The restriction, which could come into effect as soon as Friday, will mean people in Lancashire and other parts of the North West will not be able to have a staycation in some of the most beautiful parts of the British Isles.

Welsh First Minister Mark Drakeford told the Welsh Parliament he had asked for work on the travel ban to be brought forward after the Prime Minister failed to reply to two letters requesting he introduce the measure across the UK.

Addressing MSs in the Senedd on Wednesday, Mr Drakeford said: “No reply from the Prime Minister has been received in reply to my request.

“I have therefore asked for the necessary work to be brought forward which would allow for devolved powers to be used to prevent people travelling into Wales from high prevalence areas of the United Kingdom.

“The timetable for the powers that we have in Wales is to do it by the end of the week.”

The Welsh Government’s plans will bring people elsewhere in the UK in line with measures currently in place in the 17 areas of Wales under local lockdown restrictions.

Under those rules, people must not enter or leave an affected area without a reasonable excuse such as work or education.

But currently, people living in Covid-19 hotspots elsewhere in the UK are free to enter areas of Wales not under restrictions where levels of the virus are low.

The Westmorland Gazette:

Mr Drakeford said the deadline would give “more time for the Prime Minister of the UK Government to do the things that we have asked him to do. To do the same thing for people who live in England as we have done for the people who live in Wales”.

He also noted he had received support from Scotland’s First Minister Nicola Sturgeon for the travel ban, adding: “Now is the time for the Prime Minister to do the same thing.”

Ms Sturgeon earlier told the Scottish Government’s press briefing she supported Mr Drakeford’s push for travel restrictions to be imposed across the UK, and would not rule out imposing her own.

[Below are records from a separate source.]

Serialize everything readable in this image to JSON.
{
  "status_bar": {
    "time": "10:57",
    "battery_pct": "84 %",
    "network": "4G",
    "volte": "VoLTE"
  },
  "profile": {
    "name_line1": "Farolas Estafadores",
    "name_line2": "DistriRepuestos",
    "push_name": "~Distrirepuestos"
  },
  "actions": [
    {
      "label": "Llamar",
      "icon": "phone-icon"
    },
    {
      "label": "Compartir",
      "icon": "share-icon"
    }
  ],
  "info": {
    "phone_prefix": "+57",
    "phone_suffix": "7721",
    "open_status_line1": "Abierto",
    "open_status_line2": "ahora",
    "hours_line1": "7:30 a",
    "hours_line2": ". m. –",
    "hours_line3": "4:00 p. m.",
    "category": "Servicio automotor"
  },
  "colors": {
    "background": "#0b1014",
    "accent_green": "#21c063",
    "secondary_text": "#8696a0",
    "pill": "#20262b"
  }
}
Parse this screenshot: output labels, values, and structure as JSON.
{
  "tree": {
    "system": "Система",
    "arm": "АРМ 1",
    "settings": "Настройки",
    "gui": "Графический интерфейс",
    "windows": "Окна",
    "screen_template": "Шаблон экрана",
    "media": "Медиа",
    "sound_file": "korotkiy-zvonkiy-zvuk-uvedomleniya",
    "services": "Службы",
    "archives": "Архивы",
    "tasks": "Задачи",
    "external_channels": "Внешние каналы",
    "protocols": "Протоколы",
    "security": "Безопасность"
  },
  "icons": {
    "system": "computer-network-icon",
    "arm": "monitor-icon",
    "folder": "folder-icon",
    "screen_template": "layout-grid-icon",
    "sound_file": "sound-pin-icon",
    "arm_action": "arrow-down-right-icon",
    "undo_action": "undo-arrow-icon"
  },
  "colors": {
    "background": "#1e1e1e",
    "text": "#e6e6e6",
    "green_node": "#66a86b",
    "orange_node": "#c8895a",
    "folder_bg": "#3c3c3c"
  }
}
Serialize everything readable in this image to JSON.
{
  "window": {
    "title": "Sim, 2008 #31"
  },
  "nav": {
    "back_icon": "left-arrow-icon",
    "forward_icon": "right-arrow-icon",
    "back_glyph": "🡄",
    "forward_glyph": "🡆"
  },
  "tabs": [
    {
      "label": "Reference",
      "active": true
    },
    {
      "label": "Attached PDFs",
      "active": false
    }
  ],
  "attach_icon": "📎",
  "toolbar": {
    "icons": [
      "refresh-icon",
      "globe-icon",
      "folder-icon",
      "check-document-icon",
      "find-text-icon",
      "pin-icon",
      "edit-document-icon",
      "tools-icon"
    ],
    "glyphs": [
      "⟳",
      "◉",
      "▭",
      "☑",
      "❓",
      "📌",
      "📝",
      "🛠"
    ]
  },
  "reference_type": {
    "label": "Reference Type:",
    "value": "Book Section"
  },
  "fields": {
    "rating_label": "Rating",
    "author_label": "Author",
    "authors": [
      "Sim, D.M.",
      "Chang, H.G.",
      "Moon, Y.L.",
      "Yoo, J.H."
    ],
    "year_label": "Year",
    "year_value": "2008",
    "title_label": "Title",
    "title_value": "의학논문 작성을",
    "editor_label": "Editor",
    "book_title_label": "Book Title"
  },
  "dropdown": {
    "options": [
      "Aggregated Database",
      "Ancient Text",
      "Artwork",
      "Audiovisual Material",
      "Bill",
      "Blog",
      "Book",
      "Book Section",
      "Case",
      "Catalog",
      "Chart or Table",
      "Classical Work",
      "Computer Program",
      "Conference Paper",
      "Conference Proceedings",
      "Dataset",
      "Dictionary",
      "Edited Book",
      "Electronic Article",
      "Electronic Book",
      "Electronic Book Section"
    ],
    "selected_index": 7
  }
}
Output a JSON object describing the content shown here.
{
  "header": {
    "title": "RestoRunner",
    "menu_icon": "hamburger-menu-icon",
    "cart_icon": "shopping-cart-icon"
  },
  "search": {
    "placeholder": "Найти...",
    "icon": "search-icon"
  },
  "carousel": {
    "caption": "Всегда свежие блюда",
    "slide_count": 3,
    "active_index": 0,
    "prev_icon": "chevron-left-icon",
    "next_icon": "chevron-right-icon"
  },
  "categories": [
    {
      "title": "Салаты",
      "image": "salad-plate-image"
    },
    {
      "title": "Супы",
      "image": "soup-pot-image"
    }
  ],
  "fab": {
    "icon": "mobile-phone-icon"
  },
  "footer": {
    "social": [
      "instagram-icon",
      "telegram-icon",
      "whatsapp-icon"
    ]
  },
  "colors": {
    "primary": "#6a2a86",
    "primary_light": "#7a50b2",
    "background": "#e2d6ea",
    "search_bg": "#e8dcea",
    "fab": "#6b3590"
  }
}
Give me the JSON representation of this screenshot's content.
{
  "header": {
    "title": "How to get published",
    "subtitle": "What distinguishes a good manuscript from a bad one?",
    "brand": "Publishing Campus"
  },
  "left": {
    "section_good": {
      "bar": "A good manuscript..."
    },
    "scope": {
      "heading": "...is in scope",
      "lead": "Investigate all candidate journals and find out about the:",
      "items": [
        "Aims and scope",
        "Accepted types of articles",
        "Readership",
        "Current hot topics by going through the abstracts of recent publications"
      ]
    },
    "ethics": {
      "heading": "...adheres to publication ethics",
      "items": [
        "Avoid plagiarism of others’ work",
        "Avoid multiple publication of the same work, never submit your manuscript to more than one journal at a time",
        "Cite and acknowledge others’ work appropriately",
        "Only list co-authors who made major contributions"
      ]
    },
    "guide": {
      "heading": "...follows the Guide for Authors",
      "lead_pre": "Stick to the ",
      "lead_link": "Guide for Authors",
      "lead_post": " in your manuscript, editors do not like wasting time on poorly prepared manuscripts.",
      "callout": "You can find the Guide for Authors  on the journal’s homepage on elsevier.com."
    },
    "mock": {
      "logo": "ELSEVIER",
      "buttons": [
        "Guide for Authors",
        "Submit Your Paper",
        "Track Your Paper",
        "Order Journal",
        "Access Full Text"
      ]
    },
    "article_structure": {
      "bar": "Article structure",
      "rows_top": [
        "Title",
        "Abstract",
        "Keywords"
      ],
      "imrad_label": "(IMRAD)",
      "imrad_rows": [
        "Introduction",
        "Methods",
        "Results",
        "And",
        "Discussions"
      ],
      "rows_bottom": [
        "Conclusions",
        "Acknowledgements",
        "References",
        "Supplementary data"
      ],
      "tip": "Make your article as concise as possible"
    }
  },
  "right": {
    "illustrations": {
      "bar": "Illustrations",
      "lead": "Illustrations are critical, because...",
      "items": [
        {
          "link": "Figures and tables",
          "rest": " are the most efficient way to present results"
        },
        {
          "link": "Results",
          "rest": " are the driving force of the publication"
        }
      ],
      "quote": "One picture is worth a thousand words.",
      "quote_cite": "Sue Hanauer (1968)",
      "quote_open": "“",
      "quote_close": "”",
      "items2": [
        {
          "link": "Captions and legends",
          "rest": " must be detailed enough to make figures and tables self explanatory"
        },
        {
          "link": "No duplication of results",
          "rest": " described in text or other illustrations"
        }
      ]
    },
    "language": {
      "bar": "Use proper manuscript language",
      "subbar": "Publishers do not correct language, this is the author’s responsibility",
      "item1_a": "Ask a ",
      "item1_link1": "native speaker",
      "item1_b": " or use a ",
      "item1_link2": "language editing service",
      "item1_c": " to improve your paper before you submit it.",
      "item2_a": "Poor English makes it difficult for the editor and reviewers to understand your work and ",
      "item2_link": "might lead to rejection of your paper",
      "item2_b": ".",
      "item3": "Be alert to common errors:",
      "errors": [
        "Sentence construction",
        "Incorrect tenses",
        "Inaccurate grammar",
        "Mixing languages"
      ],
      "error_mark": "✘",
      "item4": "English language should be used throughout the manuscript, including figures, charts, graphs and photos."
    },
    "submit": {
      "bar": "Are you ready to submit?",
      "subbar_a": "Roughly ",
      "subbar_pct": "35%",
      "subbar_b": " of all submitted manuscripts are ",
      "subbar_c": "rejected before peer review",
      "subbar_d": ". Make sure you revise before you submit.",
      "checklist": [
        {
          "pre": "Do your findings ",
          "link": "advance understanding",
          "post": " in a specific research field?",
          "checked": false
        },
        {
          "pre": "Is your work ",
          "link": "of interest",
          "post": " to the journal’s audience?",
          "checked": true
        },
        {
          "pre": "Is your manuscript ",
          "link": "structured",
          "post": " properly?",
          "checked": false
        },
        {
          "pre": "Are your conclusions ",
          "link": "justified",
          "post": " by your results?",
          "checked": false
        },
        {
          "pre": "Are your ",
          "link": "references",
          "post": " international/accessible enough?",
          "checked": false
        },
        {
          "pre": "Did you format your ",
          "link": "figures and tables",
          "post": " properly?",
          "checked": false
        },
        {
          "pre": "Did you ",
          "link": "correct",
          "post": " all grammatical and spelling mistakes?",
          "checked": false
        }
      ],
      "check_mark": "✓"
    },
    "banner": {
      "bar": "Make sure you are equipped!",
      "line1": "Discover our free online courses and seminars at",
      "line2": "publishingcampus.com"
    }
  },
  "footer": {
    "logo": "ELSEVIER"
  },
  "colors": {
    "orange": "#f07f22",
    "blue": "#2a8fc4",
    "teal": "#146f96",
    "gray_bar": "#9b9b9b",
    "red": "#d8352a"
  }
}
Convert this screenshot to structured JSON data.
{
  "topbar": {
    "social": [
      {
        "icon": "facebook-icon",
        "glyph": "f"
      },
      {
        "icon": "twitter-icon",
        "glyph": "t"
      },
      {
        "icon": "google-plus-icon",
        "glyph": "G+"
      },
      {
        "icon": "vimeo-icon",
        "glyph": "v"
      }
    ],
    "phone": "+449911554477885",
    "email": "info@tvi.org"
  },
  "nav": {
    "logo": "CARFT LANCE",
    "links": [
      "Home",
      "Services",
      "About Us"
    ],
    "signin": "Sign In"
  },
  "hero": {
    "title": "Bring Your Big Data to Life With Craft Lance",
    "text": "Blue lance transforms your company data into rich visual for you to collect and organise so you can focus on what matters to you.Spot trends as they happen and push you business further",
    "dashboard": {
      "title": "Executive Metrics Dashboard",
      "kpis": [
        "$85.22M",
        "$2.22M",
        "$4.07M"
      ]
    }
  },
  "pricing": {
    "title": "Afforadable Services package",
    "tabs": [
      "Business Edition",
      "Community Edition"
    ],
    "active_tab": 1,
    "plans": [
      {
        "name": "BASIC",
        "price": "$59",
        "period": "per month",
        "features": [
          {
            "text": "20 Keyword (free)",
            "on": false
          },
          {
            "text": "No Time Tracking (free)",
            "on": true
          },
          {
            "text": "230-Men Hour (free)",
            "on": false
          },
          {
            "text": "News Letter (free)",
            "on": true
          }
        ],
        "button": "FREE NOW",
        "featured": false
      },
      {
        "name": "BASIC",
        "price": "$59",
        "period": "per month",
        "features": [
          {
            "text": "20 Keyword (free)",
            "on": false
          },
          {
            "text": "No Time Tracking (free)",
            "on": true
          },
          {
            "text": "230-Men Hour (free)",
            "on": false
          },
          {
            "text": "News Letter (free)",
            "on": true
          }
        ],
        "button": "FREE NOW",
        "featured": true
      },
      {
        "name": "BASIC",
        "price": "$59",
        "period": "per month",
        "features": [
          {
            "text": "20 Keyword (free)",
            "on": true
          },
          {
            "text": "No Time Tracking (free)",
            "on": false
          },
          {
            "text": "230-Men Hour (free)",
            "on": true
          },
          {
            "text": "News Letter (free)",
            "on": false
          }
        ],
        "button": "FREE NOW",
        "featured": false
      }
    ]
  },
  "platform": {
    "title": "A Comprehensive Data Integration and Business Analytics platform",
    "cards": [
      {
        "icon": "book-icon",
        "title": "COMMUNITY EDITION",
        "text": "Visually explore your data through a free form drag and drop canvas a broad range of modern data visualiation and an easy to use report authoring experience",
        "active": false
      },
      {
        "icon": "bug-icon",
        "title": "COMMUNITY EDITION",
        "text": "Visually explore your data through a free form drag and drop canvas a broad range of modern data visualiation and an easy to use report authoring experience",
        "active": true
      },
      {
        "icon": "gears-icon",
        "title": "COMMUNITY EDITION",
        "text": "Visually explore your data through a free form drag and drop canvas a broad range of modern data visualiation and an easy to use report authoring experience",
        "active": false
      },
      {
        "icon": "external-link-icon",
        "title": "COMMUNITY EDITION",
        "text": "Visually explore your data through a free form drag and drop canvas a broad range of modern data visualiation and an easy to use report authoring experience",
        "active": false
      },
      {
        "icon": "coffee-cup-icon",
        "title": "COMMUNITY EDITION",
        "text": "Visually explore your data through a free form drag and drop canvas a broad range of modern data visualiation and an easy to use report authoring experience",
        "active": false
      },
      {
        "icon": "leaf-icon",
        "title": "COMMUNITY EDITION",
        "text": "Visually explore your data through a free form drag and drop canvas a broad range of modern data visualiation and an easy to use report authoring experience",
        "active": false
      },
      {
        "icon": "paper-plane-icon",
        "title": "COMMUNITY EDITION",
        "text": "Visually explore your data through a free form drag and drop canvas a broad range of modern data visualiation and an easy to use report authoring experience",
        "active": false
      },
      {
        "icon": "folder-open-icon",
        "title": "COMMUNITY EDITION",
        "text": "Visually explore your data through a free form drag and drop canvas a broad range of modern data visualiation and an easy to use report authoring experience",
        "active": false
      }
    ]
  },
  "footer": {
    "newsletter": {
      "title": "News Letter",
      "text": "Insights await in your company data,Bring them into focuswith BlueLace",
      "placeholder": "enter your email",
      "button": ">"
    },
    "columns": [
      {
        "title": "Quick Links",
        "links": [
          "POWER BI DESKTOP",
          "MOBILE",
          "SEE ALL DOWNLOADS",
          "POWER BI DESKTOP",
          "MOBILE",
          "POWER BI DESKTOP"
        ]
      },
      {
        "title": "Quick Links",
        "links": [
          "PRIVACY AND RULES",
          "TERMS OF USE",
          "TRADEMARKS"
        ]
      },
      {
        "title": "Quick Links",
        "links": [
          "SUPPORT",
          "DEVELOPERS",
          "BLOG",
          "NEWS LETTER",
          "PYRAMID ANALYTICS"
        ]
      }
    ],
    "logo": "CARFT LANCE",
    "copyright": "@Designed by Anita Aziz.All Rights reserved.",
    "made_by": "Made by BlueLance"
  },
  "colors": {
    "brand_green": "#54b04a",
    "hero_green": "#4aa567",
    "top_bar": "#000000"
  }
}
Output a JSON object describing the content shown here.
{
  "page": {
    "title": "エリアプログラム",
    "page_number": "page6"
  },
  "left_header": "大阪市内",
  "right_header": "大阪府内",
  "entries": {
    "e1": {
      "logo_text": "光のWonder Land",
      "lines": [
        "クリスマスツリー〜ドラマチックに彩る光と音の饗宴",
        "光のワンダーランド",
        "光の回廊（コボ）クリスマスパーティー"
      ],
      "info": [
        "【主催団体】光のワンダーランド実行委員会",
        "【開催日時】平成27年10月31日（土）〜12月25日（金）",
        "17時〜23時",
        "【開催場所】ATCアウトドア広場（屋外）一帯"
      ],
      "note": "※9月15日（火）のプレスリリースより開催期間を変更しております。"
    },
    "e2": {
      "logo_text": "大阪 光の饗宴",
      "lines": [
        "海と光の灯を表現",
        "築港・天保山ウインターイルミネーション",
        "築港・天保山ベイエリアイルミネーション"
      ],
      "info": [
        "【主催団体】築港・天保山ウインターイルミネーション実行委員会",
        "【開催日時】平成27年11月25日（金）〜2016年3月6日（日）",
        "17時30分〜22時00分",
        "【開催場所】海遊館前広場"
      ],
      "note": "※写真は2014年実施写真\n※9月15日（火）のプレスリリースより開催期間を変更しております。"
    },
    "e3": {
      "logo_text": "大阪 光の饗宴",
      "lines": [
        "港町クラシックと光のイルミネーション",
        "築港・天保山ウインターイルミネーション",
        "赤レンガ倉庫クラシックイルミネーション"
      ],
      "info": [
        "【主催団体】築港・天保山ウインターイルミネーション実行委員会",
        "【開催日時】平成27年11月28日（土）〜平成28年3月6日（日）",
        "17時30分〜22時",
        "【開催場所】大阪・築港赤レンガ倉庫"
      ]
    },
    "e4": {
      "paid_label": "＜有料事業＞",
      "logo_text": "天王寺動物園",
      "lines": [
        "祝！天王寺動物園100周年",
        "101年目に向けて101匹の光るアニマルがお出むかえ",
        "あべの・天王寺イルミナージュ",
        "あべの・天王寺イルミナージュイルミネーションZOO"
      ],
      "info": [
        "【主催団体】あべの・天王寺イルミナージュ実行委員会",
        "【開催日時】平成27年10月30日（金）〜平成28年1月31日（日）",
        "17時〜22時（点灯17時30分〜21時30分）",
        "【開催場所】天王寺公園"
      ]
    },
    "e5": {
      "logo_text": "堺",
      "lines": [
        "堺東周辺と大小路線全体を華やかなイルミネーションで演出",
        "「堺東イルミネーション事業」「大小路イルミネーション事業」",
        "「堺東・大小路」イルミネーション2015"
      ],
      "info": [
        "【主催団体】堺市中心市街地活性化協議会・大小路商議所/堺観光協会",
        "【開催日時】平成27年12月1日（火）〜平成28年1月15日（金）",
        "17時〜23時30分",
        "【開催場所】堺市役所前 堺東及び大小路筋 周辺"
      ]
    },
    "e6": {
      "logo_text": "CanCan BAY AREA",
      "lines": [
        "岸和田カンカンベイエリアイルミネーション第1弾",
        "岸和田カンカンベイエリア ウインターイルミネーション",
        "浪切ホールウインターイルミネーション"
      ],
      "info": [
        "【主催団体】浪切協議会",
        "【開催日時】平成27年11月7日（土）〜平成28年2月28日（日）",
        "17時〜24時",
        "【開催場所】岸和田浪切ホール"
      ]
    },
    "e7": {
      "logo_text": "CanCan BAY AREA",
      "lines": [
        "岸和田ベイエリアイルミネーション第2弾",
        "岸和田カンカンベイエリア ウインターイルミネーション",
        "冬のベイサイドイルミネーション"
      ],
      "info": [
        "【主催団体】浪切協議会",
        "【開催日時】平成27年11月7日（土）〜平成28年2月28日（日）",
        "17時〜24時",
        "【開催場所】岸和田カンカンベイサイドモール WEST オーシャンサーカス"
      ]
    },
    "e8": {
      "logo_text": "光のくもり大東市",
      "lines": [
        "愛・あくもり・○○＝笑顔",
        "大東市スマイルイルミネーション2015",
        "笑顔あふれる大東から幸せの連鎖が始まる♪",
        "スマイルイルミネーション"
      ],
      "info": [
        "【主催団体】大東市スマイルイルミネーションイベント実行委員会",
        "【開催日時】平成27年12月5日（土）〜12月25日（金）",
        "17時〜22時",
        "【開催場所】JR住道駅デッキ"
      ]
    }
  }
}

She said: "I want to be clear today that I back the calls from the First Minister of Wales and I’ll be writing to the Prime Minister today to seek urgent talks on that issue.

“On the specific about travel restrictions, if we think putting formal travel restrictions in places necessary, we will do that and I don’t rule that out – I don’t rule anything out.”

The chief executive of the Welsh NHS, Dr Andrew Goodall, said he would also “welcome any actions that help us have a control of the levels of community transmission” when asked if he was in favour of the travel ban.